Monday, December 19, 2011

Writing About Place: An Interview with Robert Rebein

Robert Rebein is a writer and professor at IUPUI, which is also where I'm currently doing much of my own studying, writing, and teaching during this season of life. Rebein, who has published short stories, essays, and literary criticism, is currently working on a collection of essays called Dragging Wyatt Earp: Essays on Place and Identity. He has given me permission to share some of a recent conversation we had in his office.

Chris: Much of your own writing and thnking deals with place. What do you miss about Dodge City, Kansas?

Robert: My writing does come out of this idea because I grew up in a place with large consequences for staying. Not making a decision usually meant staying. Everyone knew there is nothing for you there unless you decided to make it work in farming, or as a rancher, or as a lawyer. For me, leaving that place has made me appreciate it more and want to go back. So I "go back" by writing about it. I'm not sure if I will live there again or not, but I could. Being away makes you see it more clearly than people that never left. I go back and run into these people who stayed and they want to apologize for not leaving. They want to know why I'd come back. Except maybe the ranchers and other landowners. They don't apologize because they're really connected to the place and have developed a pretty good status. I think in order to write about place, you have to be from one of these really fascinating places or you have to go find these places, like a travel writer might.

Chris: Indianapolis is such a sprawling city. Can you develop the same sort of attachment here as you can in Dodge City, Kansas?

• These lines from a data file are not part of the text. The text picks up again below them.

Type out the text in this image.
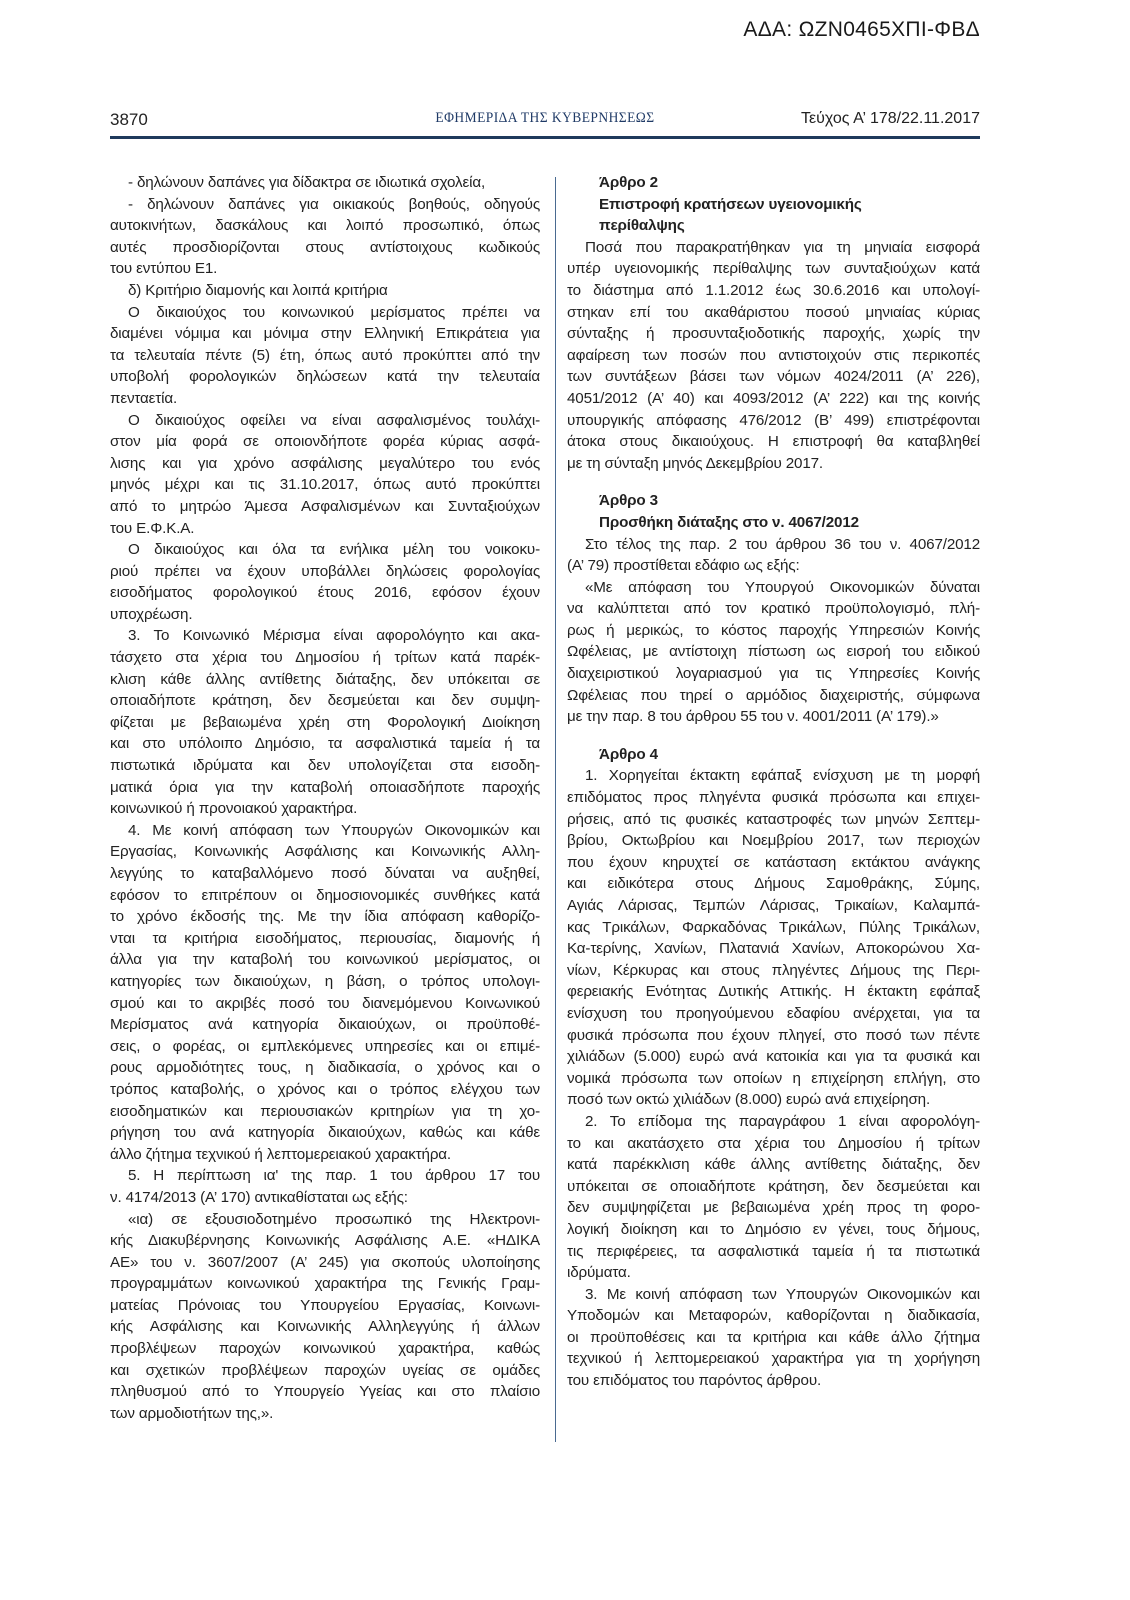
ΑΔΑ: ΩΖΝ0465ΧΠΙ-ΦΒΔ
3870	ΕΦΗΜΕΡΙΔΑ ΤΗΣ ΚΥΒΕΡΝΗΣΕΩΣ	Τεύχος Α’ 178/22.11.2017
- δηλώνουν δαπάνες για δίδακτρα σε ιδιωτικά σχολεία,
- δηλώνουν δαπάνες για οικιακούς βοηθούς, οδηγούς
αυτοκινήτων, δασκάλους και λοιπό προσωπικό, όπως
αυτές προσδιορίζονται στους αντίστοιχους κωδικούς
του εντύπου Ε1.
δ) Κριτήριο διαμονής και λοιπά κριτήρια
Ο δικαιούχος του κοινωνικού μερίσματος πρέπει να
διαμένει νόμιμα και μόνιμα στην Ελληνική Επικράτεια για
τα τελευταία πέντε (5) έτη, όπως αυτό προκύπτει από την
υποβολή φορολογικών δηλώσεων κατά την τελευταία
πενταετία.
Ο δικαιούχος οφείλει να είναι ασφαλισμένος τουλάχι-
στον μία φορά σε οποιονδήποτε φορέα κύριας ασφά-
λισης και για χρόνο ασφάλισης μεγαλύτερο του ενός
μηνός μέχρι και τις 31.10.2017, όπως αυτό προκύπτει
από το μητρώο Άμεσα Ασφαλισμένων και Συνταξιούχων
του Ε.Φ.Κ.Α.
Ο δικαιούχος και όλα τα ενήλικα μέλη του νοικοκυ-
ριού πρέπει να έχουν υποβάλλει δηλώσεις φορολογίας
εισοδήματος φορολογικού έτους 2016, εφόσον έχουν
υποχρέωση.
3. Το Κοινωνικό Μέρισμα είναι αφορολόγητο και ακα-
τάσχετο στα χέρια του Δημοσίου ή τρίτων κατά παρέκ-
κλιση κάθε άλλης αντίθετης διάταξης, δεν υπόκειται σε
οποιαδήποτε κράτηση, δεν δεσμεύεται και δεν συμψη-
φίζεται με βεβαιωμένα χρέη στη Φορολογική Διοίκηση
και στο υπόλοιπο Δημόσιο, τα ασφαλιστικά ταμεία ή τα
πιστωτικά ιδρύματα και δεν υπολογίζεται στα εισοδη-
ματικά όρια για την καταβολή οποιασδήποτε παροχής
κοινωνικού ή προνοιακού χαρακτήρα.
4. Με κοινή απόφαση των Υπουργών Οικονομικών και
Εργασίας, Κοινωνικής Ασφάλισης και Κοινωνικής Αλλη-
λεγγύης το καταβαλλόμενο ποσό δύναται να αυξηθεί,
εφόσον το επιτρέπουν οι δημοσιονομικές συνθήκες κατά
το χρόνο έκδοσής της. Με την ίδια απόφαση καθορίζο-
νται τα κριτήρια εισοδήματος, περιουσίας, διαμονής ή
άλλα για την καταβολή του κοινωνικού μερίσματος, οι
κατηγορίες των δικαιούχων, η βάση, ο τρόπος υπολογι-
σμού και το ακριβές ποσό του διανεμόμενου Κοινωνικού
Μερίσματος ανά κατηγορία δικαιούχων, οι προϋποθέ-
σεις, ο φορέας, οι εμπλεκόμενες υπηρεσίες και οι επιμέ-
ρους αρμοδιότητες τους, η διαδικασία, ο χρόνος και ο
τρόπος καταβολής, ο χρόνος και ο τρόπος ελέγχου των
εισοδηματικών και περιουσιακών κριτηρίων για τη χο-
ρήγηση του ανά κατηγορία δικαιούχων, καθώς και κάθε
άλλο ζήτημα τεχνικού ή λεπτομερειακού χαρακτήρα.
5. Η περίπτωση ια' της παρ. 1 του άρθρου 17 του
ν. 4174/2013 (Α’ 170) αντικαθίσταται ως εξής:
«ια) σε εξουσιοδοτημένο προσωπικό της Ηλεκτρονι-
κής Διακυβέρνησης Κοινωνικής Ασφάλισης Α.Ε. «ΗΔΙΚΑ
ΑΕ» του ν. 3607/2007 (Α’ 245) για σκοπούς υλοποίησης
προγραμμάτων κοινωνικού χαρακτήρα της Γενικής Γραμ-
ματείας Πρόνοιας του Υπουργείου Εργασίας, Κοινωνι-
κής Ασφάλισης και Κοινωνικής Αλληλεγγύης ή άλλων
προβλέψεων παροχών κοινωνικού χαρακτήρα, καθώς
και σχετικών προβλέψεων παροχών υγείας σε ομάδες
πληθυσμού από το Υπουργείο Υγείας και στο πλαίσιο
των αρμοδιοτήτων της,».
Άρθρο 2
Επιστροφή κρατήσεων υγειονομικής
περίθαλψης
Ποσά που παρακρατήθηκαν για τη μηνιαία εισφορά
υπέρ υγειονομικής περίθαλψης των συνταξιούχων κατά
το διάστημα από 1.1.2012 έως 30.6.2016 και υπολογί-
στηκαν επί του ακαθάριστου ποσού μηνιαίας κύριας
σύνταξης ή προσυνταξιοδοτικής παροχής, χωρίς την
αφαίρεση των ποσών που αντιστοιχούν στις περικοπές
των συντάξεων βάσει των νόμων 4024/2011 (Α’ 226),
4051/2012 (Α’ 40) και 4093/2012 (Α’ 222) και της κοινής
υπουργικής απόφασης 476/2012 (Β’ 499) επιστρέφονται
άτοκα στους δικαιούχους. Η επιστροφή θα καταβληθεί
με τη σύνταξη μηνός Δεκεμβρίου 2017.
Άρθρο 3
Προσθήκη διάταξης στο ν. 4067/2012
Στο τέλος της παρ. 2 του άρθρου 36 του ν. 4067/2012
(Α’ 79) προστίθεται εδάφιο ως εξής:
«Με απόφαση του Υπουργού Οικονομικών δύναται
να καλύπτεται από τον κρατικό προϋπολογισμό, πλή-
ρως ή μερικώς, το κόστος παροχής Υπηρεσιών Κοινής
Ωφέλειας, με αντίστοιχη πίστωση ως εισροή του ειδικού
διαχειριστικού λογαριασμού για τις Υπηρεσίες Κοινής
Ωφέλειας που τηρεί ο αρμόδιος διαχειριστής, σύμφωνα
με την παρ. 8 του άρθρου 55 του ν. 4001/2011 (Α’ 179).»
Άρθρο 4
1. Χορηγείται έκτακτη εφάπαξ ενίσχυση με τη μορφή
επιδόματος προς πληγέντα φυσικά πρόσωπα και επιχει-
ρήσεις, από τις φυσικές καταστροφές των μηνών Σεπτεμ-
βρίου, Οκτωβρίου και Νοεμβρίου 2017, των περιοχών
που έχουν κηρυχτεί σε κατάσταση εκτάκτου ανάγκης
και ειδικότερα στους Δήμους Σαμοθράκης, Σύμης,
Αγιάς Λάρισας, Τεμπών Λάρισας, Τρικαίων, Καλαμπά-
κας Τρικάλων, Φαρκαδόνας Τρικάλων, Πύλης Τρικάλων,
Κα-τερίνης, Χανίων, Πλατανιά Χανίων, Αποκορώνου Χα-
νίων, Κέρκυρας και στους πληγέντες Δήμους της Περι-
φερειακής Ενότητας Δυτικής Αττικής. Η έκτακτη εφάπαξ
ενίσχυση του προηγούμενου εδαφίου ανέρχεται, για τα
φυσικά πρόσωπα που έχουν πληγεί, στο ποσό των πέντε
χιλιάδων (5.000) ευρώ ανά κατοικία και για τα φυσικά και
νομικά πρόσωπα των οποίων η επιχείρηση επλήγη, στο
ποσό των οκτώ χιλιάδων (8.000) ευρώ ανά επιχείρηση.
2. Το επίδομα της παραγράφου 1 είναι αφορολόγη-
το και ακατάσχετο στα χέρια του Δημοσίου ή τρίτων
κατά παρέκκλιση κάθε άλλης αντίθετης διάταξης, δεν
υπόκειται σε οποιαδήποτε κράτηση, δεν δεσμεύεται και
δεν συμψηφίζεται με βεβαιωμένα χρέη προς τη φορο-
λογική διοίκηση και το Δημόσιο εν γένει, τους δήμους,
τις περιφέρειες, τα ασφαλιστικά ταμεία ή τα πιστωτικά
ιδρύματα.
3. Με κοινή απόφαση των Υπουργών Οικονομικών και
Υποδομών και Μεταφορών, καθορίζονται η διαδικασία,
οι προϋποθέσεις και τα κριτήρια και κάθε άλλο ζήτημα
τεχνικού ή λεπτομερειακού χαρακτήρα για τη χορήγηση
του επιδόματος του παρόντος άρθρου.
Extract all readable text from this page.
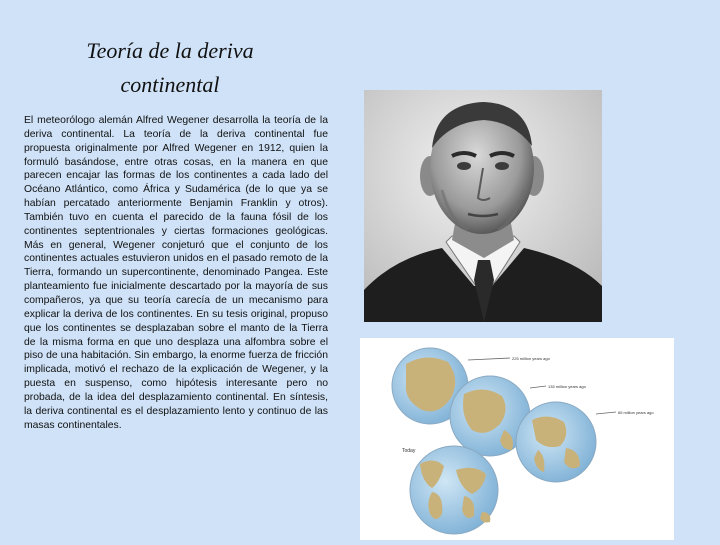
Teoría de la deriva
continental

El meteorólogo alemán Alfred Wegener desarrolla la teoría de la deriva continental. La teoría de la deriva continental fue propuesta originalmente por Alfred Wegener en 1912, quien la formuló basándose, entre otras cosas, en la manera en que parecen encajar las formas de los continentes a cada lado del Océano Atlántico, como África y Sudamérica (de lo que ya se habían percatado anteriormente Benjamin Franklin y otros). También tuvo en cuenta el parecido de la fauna fósil de los continentes septentrionales y ciertas formaciones geológicas. Más en general, Wegener conjeturó que el conjunto de los continentes actuales estuvieron unidos en el pasado remoto de la Tierra, formando un supercontinente, denominado Pangea. Este planteamiento fue inicialmente descartado por la mayoría de sus compañeros, ya que su teoría carecía de un mecanismo para explicar la deriva de los continentes. En su tesis original, propuso que los continentes se desplazaban sobre el manto de la Tierra de la misma forma en que uno desplaza una alfombra sobre el piso de una habitación. Sin embargo, la enorme fuerza de fricción implicada, motivó el rechazo de la explicación de Wegener, y la puesta en suspenso, como hipótesis interesante pero no probada, de la idea del desplazamiento continental. En síntesis, la deriva continental es el desplazamiento lento y continuo de las masas continentales.

225 million years ago
135 million years ago
65 million years ago
Today
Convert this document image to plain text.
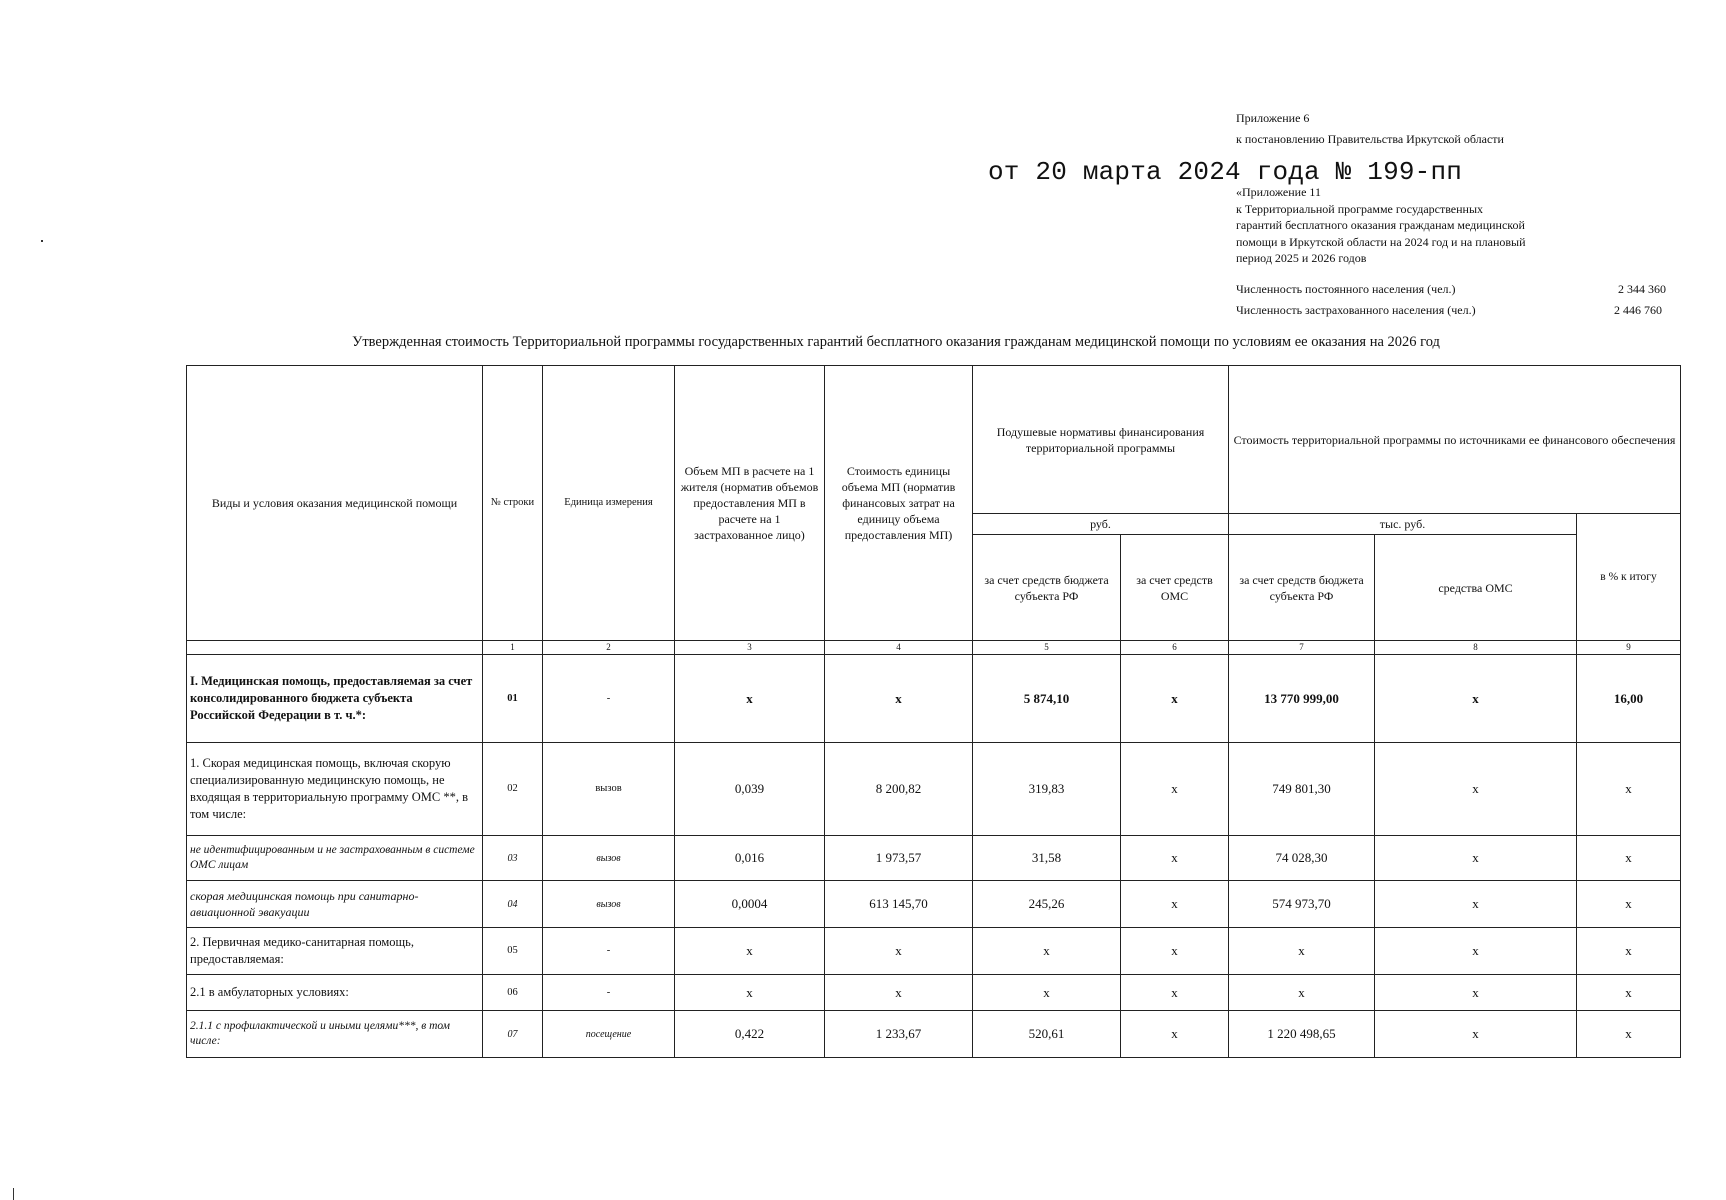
Приложение 6
к постановлению Правительства Иркутской области
от 20 марта 2024 года № 199-пп
«Приложение 11
к Территориальной программе государственных
гарантий бесплатного оказания гражданам медицинской
помощи в Иркутской области на 2024 год и на плановый
период 2025 и 2026 годов
Численность постоянного населения (чел.)	2 344 360
Численность застрахованного населения (чел.)	2 446 760
Утвержденная стоимость Территориальной программы государственных гарантий бесплатного оказания гражданам медицинской помощи по условиям ее оказания на 2026 год
Виды и условия оказания медицинской помощи	№ строки	Единица измерения	Объем МП в расчете на 1 жителя (норматив объемов предоставления МП в расчете на 1 застрахованное лицо)	Стоимость единицы объема МП (норматив финансовых затрат на единицу объема предоставления МП)	Подушевые нормативы финансирования территориальной программы		Стоимость территориальной программы по источниками ее финансового обеспечения		
					руб.		тыс. руб.		в % к итогу
					за счет средств бюджета субъекта РФ	за счет средств ОМС	за счет средств бюджета субъекта РФ	средства ОМС	
	1	2	3	4	5	6	7	8	9
I. Медицинская помощь, предоставляемая за счет консолидированного бюджета субъекта Российской Федерации в т. ч.*:	01	-	x	x	5 874,10	x	13 770 999,00	x	16,00
1. Скорая медицинская помощь, включая скорую специализированную медицинскую помощь, не входящая в территориальную программу ОМС **, в том числе:	02	вызов	0,039	8 200,82	319,83	x	749 801,30	x	x
не идентифицированным и не застрахованным в системе ОМС лицам	03	вызов	0,016	1 973,57	31,58	x	74 028,30	x	x
скорая медицинская помощь при санитарно-авиационной эвакуации	04	вызов	0,0004	613 145,70	245,26	x	574 973,70	x	x
2. Первичная медико-санитарная помощь, предоставляемая:	05	-	x	x	x	x	x	x	x
2.1 в амбулаторных условиях:	06	-	x	x	x	x	x	x	x
2.1.1 с профилактической и иными целями***, в том числе:	07	посещение	0,422	1 233,67	520,61	x	1 220 498,65	x	x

Robert: I think you can, but there's this same insider-outsider factor at work. I live in a German/Irish Catholic enclave on the East side. My kids go to school with others who have parents and grandparents who went to this same school. They have no outside perspective because they never left. A perfect example is this writer Patricia Hampl. She's from Minneapolis and grew up in a Catholic neighborhood. But she got out of there so the place could exist inside her. All this stuff stays in her mind now. In order to write about a place, you have to be able to see and document what's interesting both to people who live there and people who don't.

Chris: Christmas break has basically arrived. What will you be reading?

Robert: Well, I've been going through these Best American Essay collections from 2006-2010. I'm interested in who's good at this genre and why. Some of them are great, but what I'm finding is that it totally depends on the editor. Sometimes I feel like I can write better stuff than the editor picks. Like this 2010 collection, which Christopher Hitchens, who just died, edited. It seems like he just took a bunch out of the same publication. But I love the one Adam Gophnick did, so it seems to really depend on the editor. So when I find something I really like, I say to myself, I'm going to try to do something like that. It always ends up very different than the piece that inspired me, but it's a fun exercise.